Race condition / dead lock?

Help
2011-02-03
2012-10-08
  • Tobias Freudenreich

    Hi,

    we are using SAXON 9.3.0.4 to transform thousands of messages per second on a
    server with 8 cores and enabled Hyper Threading (so a total of 16 cores).
    We observe the following behavior:
    At some point, the server's CPU utilization jumps up to 100 on all cores and
    operation virtually stops. Sometimes however, this does not happen at all (at
    least not for 30 minutes). Doing some investigation on this, we found that
    this is more likely to happen and happens earlier with higher load (more xml
    transformations per second).

    We have two Templates instances and share these among threads. We create a new
    Transformer for each transformation.

    We believe that this might be a glitch, though suggestions on how to tackle
    this are always welcome.

    Thanks,
    Tobias

     
  • Michael Kay

    Michael Kay - 2011-02-03

    (1) Has this workload been run successfully on an earlier release? Is there
    any evidence that the problem is something new in Saxon 9.3?

    (2) My instinct with concurrency problems under high throughput is to suspect
    the NamePool. It would be useful to know whether the number of names in the
    NamePool is stable, or whether it is still increasing at the time of the
    failure. Some activities are much more intensive in their NamePool use than
    others, for example using TinyTrees causes very few synchronisation requests
    on the NamePool, whereas using DOM trees can impose a very heavy load. So it's
    important to understand the workload. If you can get some instrumentation of
    NamePool activity, that will certainly be helpful.

    Synchronization however doesn't really seem consistent with your observation
    that all cores are busy; it would normally lead to them all waiting. But it
    could still be NamePool related, because as the NamePool becomes more full,
    its performance declines.

     
  • Tobias Freudenreich

    Hi again and thanks for the quick response,

    (1) No. We are "new" to Saxon and 9.3 is the first version of Saxon we ever
    use. We tried 9.2 as well, with a similar result (except that only 8 of the 16
    cores were "busy" (see below))

    (2) What exactly do you mean by NamePool? We are not deeply involved with
    Saxon itself, as we are just using the XSLT/XPath part of it (using Java's
    official API).
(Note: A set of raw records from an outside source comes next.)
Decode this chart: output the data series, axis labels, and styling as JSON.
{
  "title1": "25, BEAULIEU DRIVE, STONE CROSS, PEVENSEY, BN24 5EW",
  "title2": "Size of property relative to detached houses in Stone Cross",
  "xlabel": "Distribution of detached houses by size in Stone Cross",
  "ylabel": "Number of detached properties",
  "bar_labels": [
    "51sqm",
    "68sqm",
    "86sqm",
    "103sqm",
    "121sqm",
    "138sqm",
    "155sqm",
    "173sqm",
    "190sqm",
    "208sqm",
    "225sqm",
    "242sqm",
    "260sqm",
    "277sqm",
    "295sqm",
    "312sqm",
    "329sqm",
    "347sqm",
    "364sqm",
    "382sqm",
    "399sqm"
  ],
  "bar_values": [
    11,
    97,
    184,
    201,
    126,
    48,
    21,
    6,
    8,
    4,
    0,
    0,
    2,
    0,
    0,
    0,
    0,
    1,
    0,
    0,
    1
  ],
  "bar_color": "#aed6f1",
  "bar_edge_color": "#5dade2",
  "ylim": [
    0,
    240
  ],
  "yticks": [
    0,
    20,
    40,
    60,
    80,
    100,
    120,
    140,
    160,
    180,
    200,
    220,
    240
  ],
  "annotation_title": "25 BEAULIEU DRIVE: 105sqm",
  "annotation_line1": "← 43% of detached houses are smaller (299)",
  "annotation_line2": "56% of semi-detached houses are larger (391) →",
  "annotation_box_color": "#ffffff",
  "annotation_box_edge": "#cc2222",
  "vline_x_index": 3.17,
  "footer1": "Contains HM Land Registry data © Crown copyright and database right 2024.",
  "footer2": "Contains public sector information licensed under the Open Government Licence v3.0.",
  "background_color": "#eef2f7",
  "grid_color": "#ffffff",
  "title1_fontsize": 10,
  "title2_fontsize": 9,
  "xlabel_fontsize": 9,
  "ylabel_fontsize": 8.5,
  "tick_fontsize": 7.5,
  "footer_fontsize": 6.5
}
So basically, we use Saxon to transform rather short xml
    documents (~50 lines) into other xml documents (~50 lines).
    We observed our server with the unix tool htop
    (http://en.wikipedia.org/wiki/Htop)
    where all cores were at 100%. However, you might be correct that the cores
    were actually waiting, rather than being busy, as the temperature did not
    increase (even though being run for a solid 45 minutes at 100%).

     
  • Michael Kay

    Michael Kay - 2011-02-03

    Well, I'm impressed that you've got as far as you have when you are new to the
    product and have no knowledge of its internals!

    I'll advise you upfront that when it comes to helping maximize performance,
    we're prepared to give advice and information about how Saxon behaves, but
    collecting the workload information needed to solve the problem is your
    responsibility. Even when people have bought the Enterprise Edition, this
    comes into the area of chargeable consultancy.
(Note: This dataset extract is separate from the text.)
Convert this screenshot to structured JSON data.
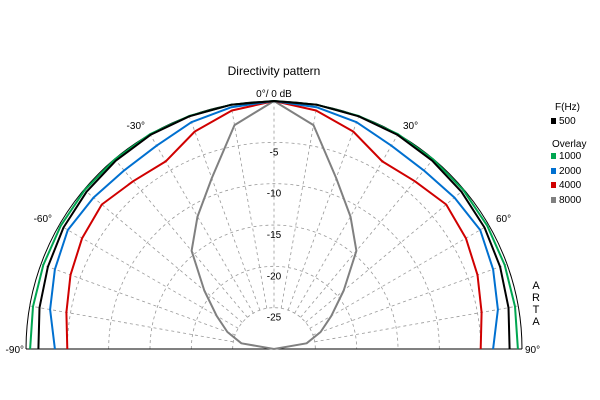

    Saxon turns all names used in queries and stylesheets, and all names used in
    instance documents, into integer codes. The mapping between codes and QNames
    is held in the NamePool, which belongs to the Configuration, which belongs to
    the TrasnformerFactory in the case where you are using JAXP interfaces. This
    is shared across all threads. There is some caching to reduce contention - but
    this has less impact when transforming small documents than when transforming
    large ones.

    Try writing a thread that uses the same TransformerFactory as the live
    workload, and once a minute or so examine the NamePool contents. To do this,
    navigate from the net.sf.saxon.TransformerFactory to the Configuration to the
    NamePool, and call its statistics() method. The output goes to System.err.
    This will show if the number of names is growing unreasonably.
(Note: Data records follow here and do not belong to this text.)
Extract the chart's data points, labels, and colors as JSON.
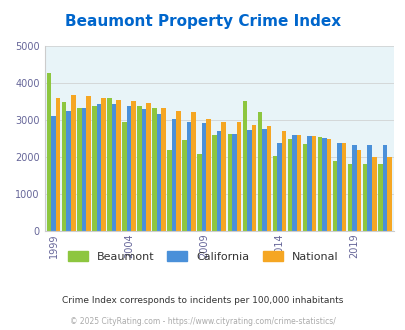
{
  "title": "Beaumont Property Crime Index",
  "title_color": "#0066cc",
  "background_color": "#e8f4f8",
  "fig_background": "#ffffff",
  "years": [
    1999,
    2000,
    2001,
    2002,
    2003,
    2004,
    2005,
    2006,
    2007,
    2008,
    2009,
    2010,
    2011,
    2012,
    2013,
    2014,
    2015,
    2016,
    2017,
    2018,
    2019,
    2020,
    2021
  ],
  "beaumont": [
    4270,
    3490,
    3340,
    3370,
    3600,
    2960,
    3390,
    3330,
    2190,
    2450,
    2090,
    2600,
    2620,
    3530,
    3210,
    2030,
    2500,
    2350,
    2530,
    1900,
    1820,
    1820,
    1820
  ],
  "california": [
    3100,
    3260,
    3330,
    3430,
    3430,
    3380,
    3290,
    3170,
    3030,
    2940,
    2920,
    2710,
    2620,
    2730,
    2750,
    2390,
    2600,
    2580,
    2520,
    2380,
    2340,
    2340,
    2320
  ],
  "national": [
    3590,
    3680,
    3640,
    3610,
    3540,
    3510,
    3450,
    3340,
    3260,
    3210,
    3040,
    2950,
    2940,
    2870,
    2850,
    2700,
    2610,
    2580,
    2490,
    2370,
    2190,
    1990,
    1990
  ],
  "beaumont_color": "#8dc63f",
  "california_color": "#4a90d9",
  "national_color": "#f5a623",
  "ylim": [
    0,
    5000
  ],
  "yticks": [
    0,
    1000,
    2000,
    3000,
    4000,
    5000
  ],
  "xlabel_ticks": [
    1999,
    2004,
    2009,
    2014,
    2019
  ],
  "footnote1": "Crime Index corresponds to incidents per 100,000 inhabitants",
  "footnote2": "© 2025 CityRating.com - https://www.cityrating.com/crime-statistics/",
  "footnote1_color": "#333333",
  "footnote2_color": "#aaaaaa",
  "grid_color": "#cccccc",
  "axis_label_color": "#666699"
}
    Check to see whether you are using a DOMSource unnecessarily. Using the DOM
    rather than Saxon's optimized TinyTree is the cause of a great number of Saxon
    performance problems.

    Michael Kay
    Saxonica

     
  • Tobias Freudenreich

    Hi,

    we are not exactly looking into optimizing the performance, we are trying to
    get Saxon to work reliably :)
    I will look at the NamePool tomorrow or throughout the weekend to see if the
    number of names grows considerably.
    But getting back to the problem: the real problem is, that CPU utilization is
    at about 30% constantly and then suddenly jumps to 100%, locking out any other
    operations (we are sure that Saxon causes this, as commenting out the
    transform call on the transformer causes the problem to disappear). Again,
    this "suddenly" is no fixed point in time, sometimes Saxon successfully
    processes over 200000 xml documents, sometimes it "stalls" after about 5000.

    We are using StreamSource exclusively, so neither a DOMSource nor a TinyTree.

     
  • Vladimir Nesterovsky

    At some point, the server's CPU utilization jumps up to 100 on all cores and
    operation virtually stops.
    Sometimes however, this does not happen at all (at least not for 30
    minutes).

    This, in fact, can be a manifestation of GC in progress.
    Please run GC profiler to verify this.
    --
    Vladimir Nesterovsky
    http://www.nesterovsky-bros.com/

     
  • Tobias Freudenreich

    I did some profiling, but it is not the GC. In fact, CPU utilization stays at
    100% for at least 45 minutes. The profiling also shows that the GC runs
    several times during operation, showing slight peaks in utilization, but with
    no major impact.
    We still suspect that there's a deadlock or livelock somewhere within Saxon.

     
  • Vladimir Nesterovsky

    CPU utilization stays at 100% for at least 45 minutes.

    This does not look as a lock, neither as infinitive loop.
    My guess is the problem is either not in Saxon, or in a stylesheet itself
    (it's not too hard to build such slow xslt).

    We still suspect that there's a deadlock or livelock somewhere within Saxon.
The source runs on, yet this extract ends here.